Muscles offer the energy needed to move the skeletal system. There are three types of muscles. Cardiac and smooth muscles are involuntary muscles that function without conscious thought. Cardiac muscles pump blood through the body while smooth muscles allow the eyes and stomach to function. The structure of the muscle is dense and fleshy. It is made of fibers made of smaller parts called myofibrils. These fibers are made of proteins called myosin (thick filaments) and actin (thin filaments). All human muscle fibers exert the same force but the strength differences between individuals depend on the compactness and volume of fibers. There are two types of fibers Type I and Type II. Type I muscle fibers are slow twitch. These muscle fibers are slow but have high stamina. Type II are fast twitch muscles having fast movements but low endurance.

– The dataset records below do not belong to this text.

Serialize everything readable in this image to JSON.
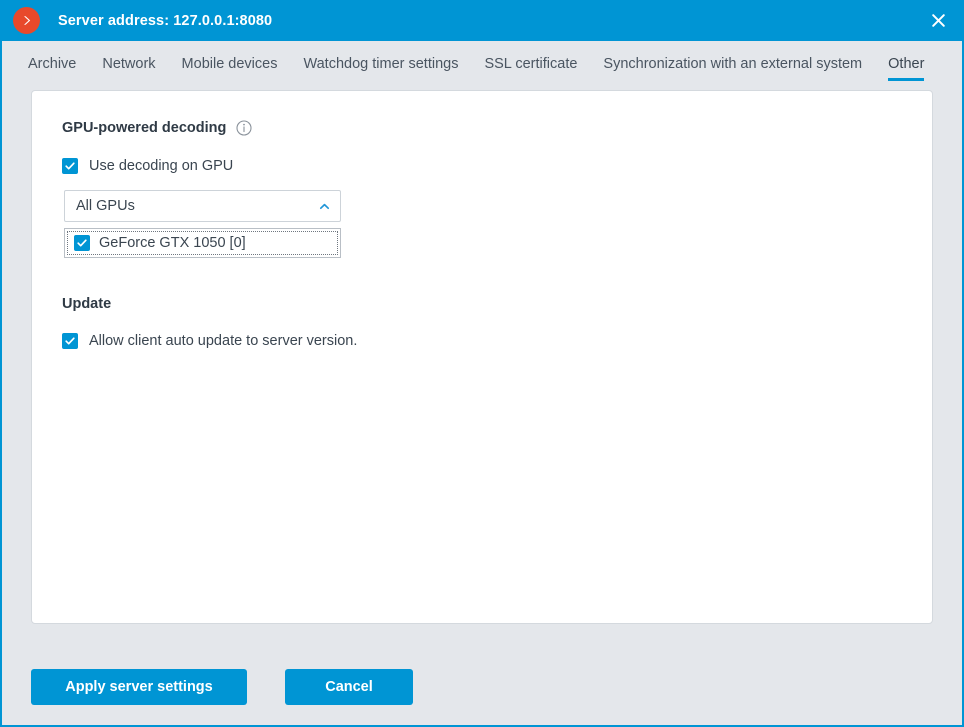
{
  "window": {
    "title": "Server address: 127.0.0.1:8080",
    "logo_icon": "chevron-right-circle-icon",
    "close_icon": "close-icon",
    "accent_color": "#0095d4",
    "logo_color": "#e8492b",
    "background_color": "#e4e7eb"
  },
  "tabs": [
    {
      "label": "Archive",
      "active": false
    },
    {
      "label": "Network",
      "active": false
    },
    {
      "label": "Mobile devices",
      "active": false
    },
    {
      "label": "Watchdog timer settings",
      "active": false
    },
    {
      "label": "SSL certificate",
      "active": false
    },
    {
      "label": "Synchronization with an external system",
      "active": false
    },
    {
      "label": "Other",
      "active": true
    }
  ],
  "gpu_section": {
    "title": "GPU-powered decoding",
    "info_icon": "info-icon",
    "use_gpu": {
      "label": "Use decoding on GPU",
      "checked": true,
      "icon": "checkmark-icon"
    },
    "combo": {
      "value": "All GPUs",
      "expanded": true,
      "chevron_icon": "chevron-up-icon"
    },
    "options": [
      {
        "label": "GeForce GTX 1050 [0]",
        "checked": true,
        "icon": "checkmark-icon",
        "focused": true
      }
    ]
  },
  "update_section": {
    "title": "Update",
    "auto_update": {
      "label": "Allow client auto update to server version.",
      "checked": true,
      "icon": "checkmark-icon"
    }
  },
  "footer": {
    "apply_label": "Apply server settings",
    "cancel_label": "Cancel"
  }
}
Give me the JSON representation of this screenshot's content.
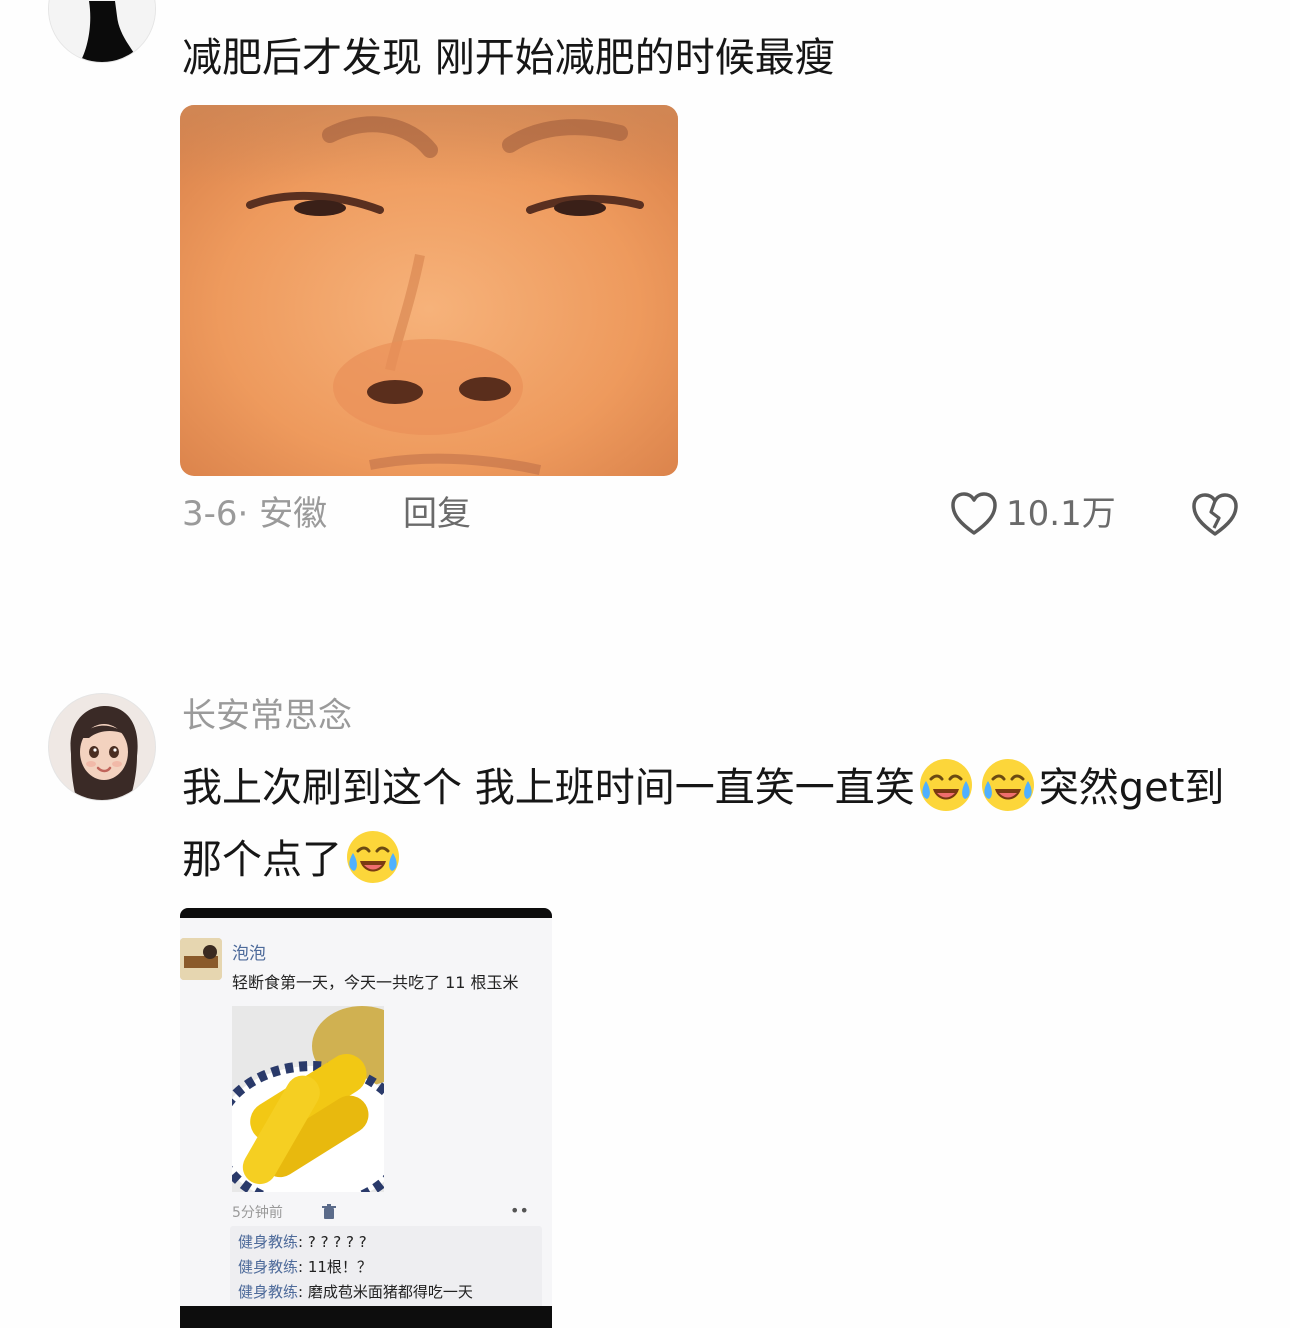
{
  "comments": [
    {
      "text": "减肥后才发现 刚开始减肥的时候最瘦",
      "date_location": "3-6· 安徽",
      "reply_label": "回复",
      "like_count": "10.1万"
    },
    {
      "username": "长安常思念",
      "text_parts": [
        "我上次刷到这个 我上班时间一直笑一直笑",
        "突然get到那个点了"
      ],
      "emoji": "crying-laughing-emoji"
    }
  ],
  "embedded_screenshot": {
    "poster_name": "泡泡",
    "post_text": "轻断食第一天，今天一共吃了 11 根玉米",
    "time": "5分钟前",
    "more_label": "••",
    "comments": [
      {
        "who": "健身教练",
        "text": ": ? ? ? ? ?"
      },
      {
        "who": "健身教练",
        "text": ": 11根！？"
      },
      {
        "who": "健身教练",
        "text": ": 磨成苞米面猪都得吃一天"
      }
    ]
  },
  "colors": {
    "text": "#161616",
    "meta": "#9a9a9a",
    "action": "#6a6a6a",
    "link": "#4d6a9a"
  }
}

To move the skeletal system muscles contract of come together as a complimentary one relaxes or expands. The energy to cause muscle contractions comes from two different metabolic processes- aerobic and anaerobic systems. The aerobic process uses oxygen to create adenosine tri-phosphate (ATP) a form of energy and is used for endurance exertions and requires a steady supply of oxygen. The anaerobic process depends on a steady supply of glucose and does not rely on oxygen but the process cannot continue indefinitely because the build up of lactic acid causes fatigue.

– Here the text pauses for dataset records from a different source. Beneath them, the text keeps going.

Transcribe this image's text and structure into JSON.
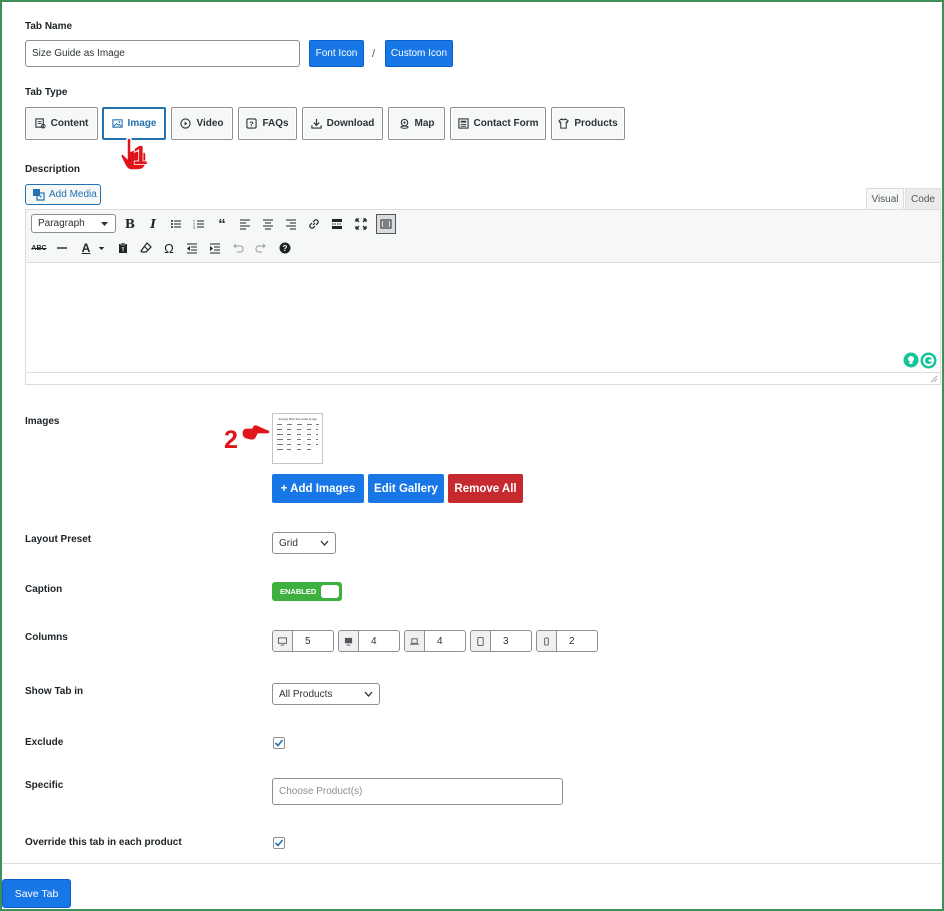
{
  "tab_name": {
    "label": "Tab Name",
    "value": "Size Guide as Image",
    "font_icon_label": "Font Icon",
    "separator": "/",
    "custom_icon_label": "Custom Icon"
  },
  "tab_type": {
    "label": "Tab Type",
    "options": [
      {
        "label": "Content",
        "icon": "content-icon"
      },
      {
        "label": "Image",
        "icon": "image-icon",
        "selected": true
      },
      {
        "label": "Video",
        "icon": "play-icon"
      },
      {
        "label": "FAQs",
        "icon": "question-icon"
      },
      {
        "label": "Download",
        "icon": "download-icon"
      },
      {
        "label": "Map",
        "icon": "map-pin-icon"
      },
      {
        "label": "Contact Form",
        "icon": "form-icon"
      },
      {
        "label": "Products",
        "icon": "shirt-icon"
      }
    ]
  },
  "annotations": {
    "step1": "1",
    "step2": "2",
    "color": "#e0151b"
  },
  "description": {
    "label": "Description",
    "add_media_label": "Add Media",
    "tab_visual": "Visual",
    "tab_code": "Code",
    "format_select": "Paragraph"
  },
  "images": {
    "label": "Images",
    "thumbnail_title": "Jumping Shoe Size Guide by Age",
    "add_images_label": "+ Add Images",
    "edit_gallery_label": "Edit Gallery",
    "remove_all_label": "Remove All"
  },
  "layout_preset": {
    "label": "Layout Preset",
    "value": "Grid"
  },
  "caption": {
    "label": "Caption",
    "toggle_text": "ENABLED",
    "enabled": true
  },
  "columns": {
    "label": "Columns",
    "values": [
      {
        "device": "large-desktop-icon",
        "value": "5"
      },
      {
        "device": "desktop-icon",
        "value": "4"
      },
      {
        "device": "laptop-icon",
        "value": "4"
      },
      {
        "device": "tablet-icon",
        "value": "3"
      },
      {
        "device": "mobile-icon",
        "value": "2"
      }
    ]
  },
  "show_tab_in": {
    "label": "Show Tab in",
    "value": "All Products"
  },
  "exclude": {
    "label": "Exclude",
    "checked": true
  },
  "specific": {
    "label": "Specific",
    "placeholder": "Choose Product(s)"
  },
  "override": {
    "label": "Override this tab in each product",
    "checked": true
  },
  "save_label": "Save Tab",
  "colors": {
    "primary": "#1877e6",
    "danger": "#c62a2f",
    "success": "#3db03f",
    "frame": "#3f8f5a"
  }
}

-- Muscular atrophy occurs during space travel due to the lack of muscular exercises by astronauts.
Effects on Both Systems by Microgravity
The most apparent effect of microgravity on the musculoskeletal system is atrophy or the degeneration of cells not in use. The human body constantly adjusts to its environment. In fact, our muscle is literally rebuilt every month. When the body constantly uses up nutrients and discards to remake muscles the body it “rebuilds” according to the use or what is necessary. For example, if someone does not work his or her muscles the body will cease the production of that muscle or change the type of the muscle. A sedentary lifestyle parallels a life in space very closely because the muscles in space than on Earth exert less work since gravity puts a stress on muscles. In space astronauts exercise habitually to counter the effects of microgravity but they still come to Earth weaker because the stress gravity exerts makes us stronger. Without gravity muscles get weaker.

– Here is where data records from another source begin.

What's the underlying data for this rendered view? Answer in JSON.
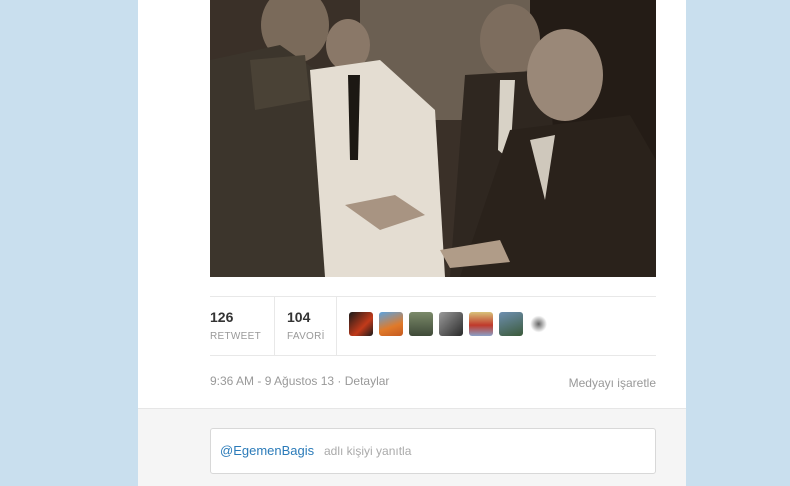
{
  "tweet": {
    "stats": {
      "retweets": "126",
      "retweets_label": "RETWEET",
      "favorites": "104",
      "favorites_label": "FAVORİ"
    },
    "timestamp": "9:36 AM - 9 Ağustos 13 · Detaylar",
    "flag_media": "Medyayı işaretle"
  },
  "reply": {
    "handle": "@EgemenBagis",
    "hint": "adlı kişiyi yanıtla"
  },
  "colors": {
    "background": "#c9dfee",
    "link": "#2b7bb9"
  }
}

The skeletal system is very similar to the muscular system in its discard and utilizes adapting. Astronauts lose bone density when in microgravity and it takes a while for them to adapt and heal when they get back to Earth. The vertebrae get expanded in space, which increases the height of astronauts and the gravity bearing bones (femur, spine) loose strength. So that when astronauts get back to Earth they are more susceptible to osteoporosis and injury.